Tuesday, July 8, 2008

Patent case law: decisions and implications from 19th Century

WHITTEMORE v. CUTTER (29 F. Cas. 1120 [May 1813]): Experimental use of a patented invention for scientific ["philosophical"] research purposes is exempt from patent infringement - a fair use. WHEATON v. PETERS (33 U.S. 591 [January 1834]) Question: "In what respect does the right of an author differ from that of an individual who has invented a most useful and valuable machine? The result of their labours may be equally beneficial to society, and in their respective spheres they may be alike distinguished for mental vigour." If there isn't a difference, Answer: "It would seem therefore that the existence of a principle [term of protection] which operates so unequally, may well be doubted." Dissent: The "and" of "authors and inventors" is distributive, the subjects distinct in the mind of Congress. JACOBS v. BAKER (74 U.S. 295 [December 1868]): Novel architectural plans could be patentable or copyrightable. COCHRANE v. DEENER (94 U.S. 780 [March 1877]): Process is as patentable as machinery, independent of form of instruments used, if new and useful. MACHINE CO. v.

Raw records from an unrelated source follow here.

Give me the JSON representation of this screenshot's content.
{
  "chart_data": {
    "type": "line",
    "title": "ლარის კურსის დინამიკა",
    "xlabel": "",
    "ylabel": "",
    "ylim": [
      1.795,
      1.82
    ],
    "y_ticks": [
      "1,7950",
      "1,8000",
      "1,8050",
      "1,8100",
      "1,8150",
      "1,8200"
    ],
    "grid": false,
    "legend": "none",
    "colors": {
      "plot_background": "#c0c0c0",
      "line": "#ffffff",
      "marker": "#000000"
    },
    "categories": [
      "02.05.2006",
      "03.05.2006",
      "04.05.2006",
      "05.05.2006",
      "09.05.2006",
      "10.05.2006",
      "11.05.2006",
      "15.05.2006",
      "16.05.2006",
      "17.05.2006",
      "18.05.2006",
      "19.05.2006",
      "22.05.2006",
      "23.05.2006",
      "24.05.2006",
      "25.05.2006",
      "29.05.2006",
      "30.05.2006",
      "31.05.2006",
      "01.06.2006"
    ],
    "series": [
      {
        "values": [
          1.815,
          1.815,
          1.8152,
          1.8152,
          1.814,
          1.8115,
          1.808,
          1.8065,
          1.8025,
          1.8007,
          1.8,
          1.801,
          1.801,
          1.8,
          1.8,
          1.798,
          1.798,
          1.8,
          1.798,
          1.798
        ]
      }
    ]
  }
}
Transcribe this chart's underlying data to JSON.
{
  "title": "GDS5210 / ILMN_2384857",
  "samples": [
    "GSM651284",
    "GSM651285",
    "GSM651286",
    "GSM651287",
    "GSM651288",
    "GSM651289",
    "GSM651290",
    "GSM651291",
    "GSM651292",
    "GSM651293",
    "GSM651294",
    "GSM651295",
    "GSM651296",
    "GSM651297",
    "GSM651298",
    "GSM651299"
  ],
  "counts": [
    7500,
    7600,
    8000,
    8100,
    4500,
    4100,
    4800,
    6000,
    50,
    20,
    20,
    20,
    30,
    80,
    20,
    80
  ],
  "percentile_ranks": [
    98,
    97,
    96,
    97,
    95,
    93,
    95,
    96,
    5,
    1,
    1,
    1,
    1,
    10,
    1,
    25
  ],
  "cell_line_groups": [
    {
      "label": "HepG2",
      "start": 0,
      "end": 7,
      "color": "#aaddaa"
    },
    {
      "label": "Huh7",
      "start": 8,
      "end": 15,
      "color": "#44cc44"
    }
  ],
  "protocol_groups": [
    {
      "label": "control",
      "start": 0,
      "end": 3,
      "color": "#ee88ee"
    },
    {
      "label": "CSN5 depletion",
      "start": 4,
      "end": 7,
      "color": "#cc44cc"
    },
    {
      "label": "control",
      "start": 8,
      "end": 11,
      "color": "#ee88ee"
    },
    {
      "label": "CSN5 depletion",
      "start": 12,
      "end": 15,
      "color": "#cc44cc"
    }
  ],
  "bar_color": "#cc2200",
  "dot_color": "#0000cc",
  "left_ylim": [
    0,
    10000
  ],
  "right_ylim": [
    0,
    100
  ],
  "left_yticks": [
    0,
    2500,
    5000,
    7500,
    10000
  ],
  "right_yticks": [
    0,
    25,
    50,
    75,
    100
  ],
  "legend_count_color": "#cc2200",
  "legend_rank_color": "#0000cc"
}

MURPHY (97 U.S. 120 [October 1877]): Two devices doing the same work in the same way with the same results, are the same, even if they differ in name, form or shape. BAKER v. SELDEN (101 U.S. 99 [October 1879]): Methods (of bookkeeping) not copyrightable, but potentially patentable. Artistic methods potentially patentable. TELEPHONE CASES (AMERICAN BELL TELEPHONE) (126 U.S. 1, 533 [March 1888]): An art - a process which is useful, is as patentable as a machine, manufacture, or composition of matter. Descriptions of means in the patent is only necessary to show that the process can be used. BRISTOL v. EQUITABLE LIFE ASSURANCE SOCIETY (5 N.Y.S. 131 [March 1889]): Method of soliciting insurance neither patentable nor copyrightable as idea.